German securities lending revenues have slumped this year
after authorities challenged the legality of dividend arbitrage
trades and pushed to end the practice.
Data from IHS Markit shows revenues have slumped by 62% in
the country, mainly down to the disappearance of div-arb
trades, also known as "yield enhancement".
Often transactions involve large foreign investors lending
out their holdings of stocks, engineered by banks, so they are
not on their books at dividend time.
The practice isn’t illegal but is increasingly
under the media and regulatory microscope, particularly given
the public focus on tax avoidance in a time of austerity.
New laws in Germany force mutual/retail funds to pay a
corporate tax rate of 15% on Germany-sourced income, including
dividends, from securities lending and repos.
There are also no tax benefits for dividends unless
investors meet certain requirements under the so-called 45-day
rule, which means shares must be held for 45 days before and
after the dividend ex-date.
"The unwinding of the German yield enhancement trade, which
has seen the year to date revenues generated by German equities
shrink by a massive 62%, has put a $230m hole in the
industry’s revenue," said IHS Markit analyst Simon
Overall European securities lending revenues are roughly
$115m behind the same point last year; at this pace revenues
are set to miss last year’s tally by 7%. Germany
is the main contributing factor behind the decline.
"We’ve significantly reduced lending of German
stocks held by our German clients," Holger Genuneit,
director agency securities lending, Deutsche Bank told audience
members at at a Global Investor/ISF event earlier this year.
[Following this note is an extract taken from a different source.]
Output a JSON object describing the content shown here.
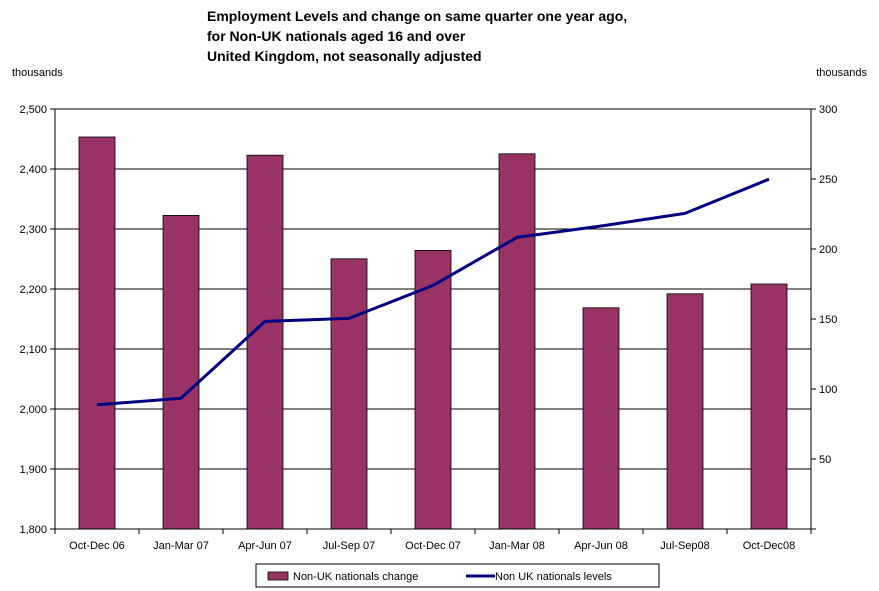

"We don’t want clients to run into a fiscal
disadvantage due to the tax changes."
"Germany has taken a big hit," added Mark Tidy, managing
director, JPMorgan Agent Lending. "However, our portfolios are
typically global in nature and other markets and transactions
have compensated. Lending revenues in Korea, Japan and the UK,
for example, are bright spots."
John Arnesen, global head of agency lending and BNP Paribas
Securities Services, admitted conditions had been difficult in
Germany, adding that there is now a greater focus on exactly
how trades will be structured going forward.
"We’re concentrating on developing alternative
and innovative ways of generating revenue for our German
clients, particularly around corporate action optimisation," he
said. "Collateral also matters more than ever before, which
means accepting different types of collateral and understanding
the associated risks is crucial to revenue generation."